The Alan Parsons Project chronology
| Eye in the Sky (1982) | The Best of the Alan Parsons Project (1983) | Ammonia Avenue (1984) |

Singles from The Best of
- "You Don't Believe" Released: 4 November 1983;

= The Best of the Alan Parsons Project (1983 album) =

The Best of the Alan Parsons Project is a 1983 greatest hits compilation by the Alan Parsons Project. In addition, it contained a new song "You Don't Believe", which would be included on the next Project album, Ammonia Avenue. In 1986, it had become the first album of the group to be released in the Soviet Union, although the song "Psychobabble" was removed from it. No songs from Tales of Mystery and Imagination were included, presumably because that album had not been released through Arista.

Professional ratings
Review scores
| Source | Rating |
| Allmusic | Star Half star |

== Track listing ==

| No. | Title | Album | Length |
|---|---|---|---|
| 1. | "I Wouldn't Want to Be Like You" (single edit) | I Robot | 3:08 |
| 2. | "Eye in the Sky" | Eye in the Sky | 4:29 |
| 3. | "Games People Play" | The Turn of a Friendly Card | 4:14 |
| 4. | "Time" | The Turn of a Friendly Card | 4:57 |
| 5. | "Pyramania" | Pyramid | 2:40 |
| 6. | "You Don't Believe" | Originally released here, later appeared on Ammonia Avenue | 4:23 |
| 7. | "Lucifer" (single edit) | Eve | 4:05 |
| 8. | "Psychobabble" | Eye in the Sky | 4:48 |
| 9. | "Damned If I Do" (single edit) | Eve | 3:30 |
| 10. | "Don't Let It Show" (single edit) | I Robot | 3:28 |
| 11. | "Can't Take It with You" (single edit) | Pyramid | 4:40 |
| 12. | "Old and Wise" (single edit) | Eye in the Sky | 4:04 |
| Total length: |  |  | 51:30 |

== Trivia ==
The liner notes mention an "in depth book about the Alan Parsons Project" being prepared for publication in 1984, directing readers to register for advance information and providing a P.O.Box address for the purpose.
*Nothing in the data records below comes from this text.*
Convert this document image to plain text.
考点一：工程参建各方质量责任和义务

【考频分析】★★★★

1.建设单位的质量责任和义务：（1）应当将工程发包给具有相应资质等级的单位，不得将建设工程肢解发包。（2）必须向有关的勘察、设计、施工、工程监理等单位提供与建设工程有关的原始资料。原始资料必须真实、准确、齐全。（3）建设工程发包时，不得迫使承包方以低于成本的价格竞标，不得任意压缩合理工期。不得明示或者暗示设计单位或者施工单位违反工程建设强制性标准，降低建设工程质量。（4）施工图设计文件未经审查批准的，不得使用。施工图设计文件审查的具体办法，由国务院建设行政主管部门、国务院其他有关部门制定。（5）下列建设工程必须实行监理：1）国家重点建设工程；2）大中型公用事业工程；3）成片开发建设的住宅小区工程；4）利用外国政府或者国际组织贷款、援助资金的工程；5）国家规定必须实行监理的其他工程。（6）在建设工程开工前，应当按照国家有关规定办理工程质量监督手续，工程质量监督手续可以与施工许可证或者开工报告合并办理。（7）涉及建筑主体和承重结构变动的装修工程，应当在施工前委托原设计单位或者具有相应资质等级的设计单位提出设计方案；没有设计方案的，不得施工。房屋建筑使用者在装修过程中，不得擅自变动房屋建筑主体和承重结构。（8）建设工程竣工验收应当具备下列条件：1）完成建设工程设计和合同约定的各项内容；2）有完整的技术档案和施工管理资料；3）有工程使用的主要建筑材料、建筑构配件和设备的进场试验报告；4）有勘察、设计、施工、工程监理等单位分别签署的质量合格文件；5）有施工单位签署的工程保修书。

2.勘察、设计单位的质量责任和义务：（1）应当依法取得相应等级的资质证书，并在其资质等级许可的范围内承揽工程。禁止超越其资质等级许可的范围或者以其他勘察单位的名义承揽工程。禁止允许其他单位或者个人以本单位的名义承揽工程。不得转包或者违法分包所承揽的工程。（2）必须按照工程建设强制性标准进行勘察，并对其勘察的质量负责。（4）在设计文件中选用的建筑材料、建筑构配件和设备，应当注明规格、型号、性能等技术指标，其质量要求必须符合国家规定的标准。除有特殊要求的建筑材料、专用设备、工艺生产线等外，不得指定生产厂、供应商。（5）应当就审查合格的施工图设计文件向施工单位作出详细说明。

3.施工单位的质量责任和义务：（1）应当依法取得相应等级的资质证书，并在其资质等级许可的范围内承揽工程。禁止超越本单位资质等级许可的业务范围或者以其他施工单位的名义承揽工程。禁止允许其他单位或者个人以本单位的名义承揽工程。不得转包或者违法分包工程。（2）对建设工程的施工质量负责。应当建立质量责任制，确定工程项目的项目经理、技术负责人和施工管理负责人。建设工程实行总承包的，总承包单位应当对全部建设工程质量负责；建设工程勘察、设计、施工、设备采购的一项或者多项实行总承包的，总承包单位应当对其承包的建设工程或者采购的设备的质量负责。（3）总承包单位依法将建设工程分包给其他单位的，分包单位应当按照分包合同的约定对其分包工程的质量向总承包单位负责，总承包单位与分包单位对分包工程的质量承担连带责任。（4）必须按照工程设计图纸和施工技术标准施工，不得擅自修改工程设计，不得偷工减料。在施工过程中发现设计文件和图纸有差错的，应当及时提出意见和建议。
The book was never published.

==Charts==

| Chart (1983/84) | Peak position |
|---|---|
| Australia (Kent Music Report) | 25 |
| Canada Top Albums/CDs (RPM) | 49 |
| German Albums (Offizielle Top 100) | 19 |
| New Zealand Albums (RMNZ) | 20 |
| Swiss Albums (Schweizer Hitparade) | 16 |
| UK Albums (Official Charts) | 99 |
| US Billboard 200 | 53 |

==Certifications==

| Region | Certification | Certified units/sales |
| Canada (Music Canada) | Gold | 50,000^{^} |
| New Zealand (RMNZ) | Gold | 7,500^{^} |
| United States (RIAA) | Gold | 500,000^{^} |
^{^} Shipments figures based on certification alone.